Роман Хьюберта Селби «Реквием по мечте», впервые опубликованный в 1978 году, продолжает традицию наркотической литературы. В 2001 году Даррен Аронофски снял по роману фильм, снискавший по большей части восторженные отклики зрителей. Даже сейчас, спустя пять лет после выхода картины на экраны, продолжается ее активное обсуждение на интернет-форумах. И если экранизацию произведения можно считать свидетельством литературного успеха, то Селби его добился.

Основная сюжетная канва романа состоит в том, что трое молодых людей, имеющих наркотическую зависимость и, соответственно, все сопутствующие ей проблемы, пытаются изменить свою жизнь. Они решают вырваться с улицы, заработав денег на продаже наркотиков. Их попытки, разумеется, терпят крах. И причина в данном случае проста: вместо того, чтобы отказаться от наркотиков, герои пытаются заставить их работать на себя, продолжая при этом находиться во власти зависимости. Параллельно нам рассказывается история матери одного из героев, заполняющей свою жизнь просмотром телевизионных программ и едой. Когда возможность выступить на телевидении оказывается несовместима с пристрастием к еде, Сара Голдфарб совершает ту же ошибку, что и ее сын Гарри — пытается заменить одну зависимость другой, и тоже терпит поражение. В конце романа автор рисует нам картину четырех непоправимо разрушенных судеб, и мы видим, как люди, имевшие шанс вновь обрести самих себя и свободу, оказываются обречены.

В романе нет никаких «за и против», его основной посыл состоит в том, что наркотики — это плохо, и все, что так или иначе имеет к ним отношение, описывается в книге исключительно негативно. Несмотря на это, а может быть, именно поэтому книга оказывает сильное эмоциональное воздействие.

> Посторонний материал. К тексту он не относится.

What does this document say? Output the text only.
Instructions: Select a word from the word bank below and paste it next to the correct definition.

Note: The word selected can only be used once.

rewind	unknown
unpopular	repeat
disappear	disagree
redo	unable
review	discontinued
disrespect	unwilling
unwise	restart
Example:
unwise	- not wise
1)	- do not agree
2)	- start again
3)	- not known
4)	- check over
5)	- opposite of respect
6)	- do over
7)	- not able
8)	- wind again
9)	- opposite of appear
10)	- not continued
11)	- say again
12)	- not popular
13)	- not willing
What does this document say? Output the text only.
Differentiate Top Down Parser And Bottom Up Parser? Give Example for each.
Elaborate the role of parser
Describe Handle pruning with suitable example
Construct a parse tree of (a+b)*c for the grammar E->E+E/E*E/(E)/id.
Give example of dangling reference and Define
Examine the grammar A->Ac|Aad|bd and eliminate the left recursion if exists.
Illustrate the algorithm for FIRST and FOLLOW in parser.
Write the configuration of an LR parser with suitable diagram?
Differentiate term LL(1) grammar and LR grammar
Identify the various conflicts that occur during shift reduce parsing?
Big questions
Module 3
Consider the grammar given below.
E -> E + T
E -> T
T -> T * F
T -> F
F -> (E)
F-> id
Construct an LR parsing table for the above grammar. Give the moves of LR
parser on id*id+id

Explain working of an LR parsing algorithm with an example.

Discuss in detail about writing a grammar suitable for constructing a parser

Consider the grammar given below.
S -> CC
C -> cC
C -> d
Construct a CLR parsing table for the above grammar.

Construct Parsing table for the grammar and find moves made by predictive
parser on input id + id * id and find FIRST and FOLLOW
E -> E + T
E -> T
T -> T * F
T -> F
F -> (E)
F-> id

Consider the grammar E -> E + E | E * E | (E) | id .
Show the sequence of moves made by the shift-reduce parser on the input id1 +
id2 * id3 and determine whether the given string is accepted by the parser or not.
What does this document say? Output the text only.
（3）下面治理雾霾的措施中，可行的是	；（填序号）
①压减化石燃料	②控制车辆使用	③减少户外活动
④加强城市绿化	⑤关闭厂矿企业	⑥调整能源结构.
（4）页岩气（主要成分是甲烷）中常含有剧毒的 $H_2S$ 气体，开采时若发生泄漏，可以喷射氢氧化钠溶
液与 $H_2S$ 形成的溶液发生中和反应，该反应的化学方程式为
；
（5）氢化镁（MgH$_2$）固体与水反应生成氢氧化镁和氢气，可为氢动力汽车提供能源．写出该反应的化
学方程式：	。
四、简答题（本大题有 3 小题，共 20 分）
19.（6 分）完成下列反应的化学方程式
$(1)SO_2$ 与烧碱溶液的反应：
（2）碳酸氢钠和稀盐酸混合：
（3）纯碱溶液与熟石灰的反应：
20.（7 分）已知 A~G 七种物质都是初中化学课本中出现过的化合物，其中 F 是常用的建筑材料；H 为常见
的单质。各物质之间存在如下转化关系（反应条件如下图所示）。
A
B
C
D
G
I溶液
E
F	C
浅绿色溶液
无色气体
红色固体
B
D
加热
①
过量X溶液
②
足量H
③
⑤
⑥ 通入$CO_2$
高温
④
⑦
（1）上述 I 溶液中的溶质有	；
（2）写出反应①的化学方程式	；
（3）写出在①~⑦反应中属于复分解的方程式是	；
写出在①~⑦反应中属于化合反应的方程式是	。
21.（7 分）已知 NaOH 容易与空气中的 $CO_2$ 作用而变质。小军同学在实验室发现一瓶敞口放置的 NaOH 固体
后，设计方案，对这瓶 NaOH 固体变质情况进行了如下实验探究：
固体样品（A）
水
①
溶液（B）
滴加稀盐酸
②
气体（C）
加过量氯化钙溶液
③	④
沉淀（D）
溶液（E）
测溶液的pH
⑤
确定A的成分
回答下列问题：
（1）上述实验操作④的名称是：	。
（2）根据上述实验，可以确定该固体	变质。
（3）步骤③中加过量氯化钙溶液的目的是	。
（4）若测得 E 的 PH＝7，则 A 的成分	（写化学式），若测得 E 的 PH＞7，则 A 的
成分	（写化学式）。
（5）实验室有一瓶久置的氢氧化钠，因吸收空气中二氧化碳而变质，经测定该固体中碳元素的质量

О романе Селби можно говорить, что ему недостает глубины, что он содержит в себе одностороннюю точку зрения или слишком однозначен. В книге действительно присутствует значительная доля социальной агитации. Но иногда мне кажется, что, несмотря на порождаемые подобным подходом художественные слабости, только так и следует писать о наркотиках.